Foso

Todo planeado, lista de cosas que llevar tachada y maleta cerrada. Al subirme al avión hice el recuento de los que en mi familia llamamos "Las tres D", es decir, dinero, documentación y datos y sumé rápidamente lo que en este viaje era fundamental: rotulador negro. Al ver que estaba todo listo, cerré los ojos y volé.

Santa María Novella no era el primer objetivo, lo fue en otros viajes, esta vez mi estancia dependía en gran medida de marcar claramente la zona prohibida. Así, me dirigí a la Oficina de Turismo, no cómo turista y ni si quiera como historiadora del arte, sino como enferma en periodo de recuperación. Pedí un mapa y, mientras se me explicaba lo que me explicarán, vi la zona prohibida. Nada más tener el mapa en mi mano, recorriendo un escalofrío mi cuerpo desde las zonas heridas hasta los dedos de la mano,  dibujé un foso negro al que no debía acercarme. Si seguía mis propias indicaciones, todo saldría bien.

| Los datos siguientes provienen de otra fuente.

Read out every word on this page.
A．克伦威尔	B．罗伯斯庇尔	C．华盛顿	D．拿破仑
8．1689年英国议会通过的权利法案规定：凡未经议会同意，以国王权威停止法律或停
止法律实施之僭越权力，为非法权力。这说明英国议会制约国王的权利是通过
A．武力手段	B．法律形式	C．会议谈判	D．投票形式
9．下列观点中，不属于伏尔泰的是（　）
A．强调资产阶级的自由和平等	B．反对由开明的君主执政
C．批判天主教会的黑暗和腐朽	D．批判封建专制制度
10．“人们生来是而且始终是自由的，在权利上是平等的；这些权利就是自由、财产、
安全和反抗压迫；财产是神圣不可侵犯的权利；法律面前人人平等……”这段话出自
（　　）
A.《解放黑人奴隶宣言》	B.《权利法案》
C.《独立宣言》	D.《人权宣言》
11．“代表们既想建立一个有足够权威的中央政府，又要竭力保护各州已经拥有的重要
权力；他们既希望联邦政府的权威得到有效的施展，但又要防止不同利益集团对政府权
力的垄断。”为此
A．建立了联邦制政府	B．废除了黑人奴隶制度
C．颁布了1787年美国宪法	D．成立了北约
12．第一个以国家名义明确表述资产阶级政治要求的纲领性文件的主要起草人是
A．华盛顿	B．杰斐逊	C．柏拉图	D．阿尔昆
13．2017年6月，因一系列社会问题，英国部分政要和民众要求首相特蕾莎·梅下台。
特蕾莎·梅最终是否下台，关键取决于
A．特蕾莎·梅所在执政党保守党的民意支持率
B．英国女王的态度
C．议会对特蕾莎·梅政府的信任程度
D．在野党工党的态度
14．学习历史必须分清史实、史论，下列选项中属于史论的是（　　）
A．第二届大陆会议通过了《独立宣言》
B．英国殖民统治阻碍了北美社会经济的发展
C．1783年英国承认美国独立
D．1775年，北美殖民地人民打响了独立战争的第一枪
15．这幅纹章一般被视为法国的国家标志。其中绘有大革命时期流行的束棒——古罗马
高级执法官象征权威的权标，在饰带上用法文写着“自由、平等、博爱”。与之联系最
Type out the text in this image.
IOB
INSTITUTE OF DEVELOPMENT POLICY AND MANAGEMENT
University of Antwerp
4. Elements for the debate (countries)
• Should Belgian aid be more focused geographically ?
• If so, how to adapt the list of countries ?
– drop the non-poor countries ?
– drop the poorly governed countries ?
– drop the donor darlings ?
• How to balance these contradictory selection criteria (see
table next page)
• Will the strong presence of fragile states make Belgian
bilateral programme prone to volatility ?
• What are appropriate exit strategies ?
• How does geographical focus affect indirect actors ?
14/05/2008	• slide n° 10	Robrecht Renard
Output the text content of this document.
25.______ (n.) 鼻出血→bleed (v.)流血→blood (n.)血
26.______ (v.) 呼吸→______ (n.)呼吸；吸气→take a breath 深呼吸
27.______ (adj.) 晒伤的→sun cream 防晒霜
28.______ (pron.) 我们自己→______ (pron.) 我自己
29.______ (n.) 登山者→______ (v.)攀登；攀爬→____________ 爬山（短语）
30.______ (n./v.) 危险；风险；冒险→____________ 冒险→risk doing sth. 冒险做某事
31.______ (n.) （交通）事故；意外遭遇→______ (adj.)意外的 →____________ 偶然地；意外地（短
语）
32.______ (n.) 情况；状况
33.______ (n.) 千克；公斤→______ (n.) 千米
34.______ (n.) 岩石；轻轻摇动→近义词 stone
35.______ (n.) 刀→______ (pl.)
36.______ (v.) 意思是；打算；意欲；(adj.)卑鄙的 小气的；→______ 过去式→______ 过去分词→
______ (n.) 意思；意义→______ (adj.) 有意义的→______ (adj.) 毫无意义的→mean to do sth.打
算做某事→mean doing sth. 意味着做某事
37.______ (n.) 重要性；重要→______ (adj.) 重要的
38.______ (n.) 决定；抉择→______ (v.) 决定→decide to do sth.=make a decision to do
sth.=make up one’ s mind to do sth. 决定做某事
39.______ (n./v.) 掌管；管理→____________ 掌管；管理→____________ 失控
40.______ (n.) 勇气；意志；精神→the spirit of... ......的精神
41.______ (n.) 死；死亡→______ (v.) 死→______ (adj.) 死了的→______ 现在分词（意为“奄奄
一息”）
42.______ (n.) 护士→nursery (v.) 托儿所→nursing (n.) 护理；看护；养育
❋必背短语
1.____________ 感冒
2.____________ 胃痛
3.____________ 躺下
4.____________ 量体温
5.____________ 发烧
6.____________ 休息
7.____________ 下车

No contaba con mi amor por el arte, único placer capaz apaciguar al resto. En San Marcos quise más y más más y salí por la única puerta que quedaba abierta en el segundo claustro. Al pisar la calle, un  segundo escalofrío me sobrepasó y el olor a sexo, vida y endorfinas empezó a derramarse. Sabiendo que estaba allí, en el abismo negro que había invadido la ciudad, me di cuenta de que en esas calles por las que paseábamos sin parar de hablar, buscando cualquier rincón para tocarnos, había negocios, incluso de los que me gusta conocer, pero sobre todo, me di cuenta de que esas plantas, esas malditas plantas llenas de flores que juraría olían a jazmín, a pesar de ser multicolores, y que creaban un pasillo que conducía a tu sexo, no eran más que unas decoloradas flores de plástico. Lo hacías todo bonito, incluso a mi.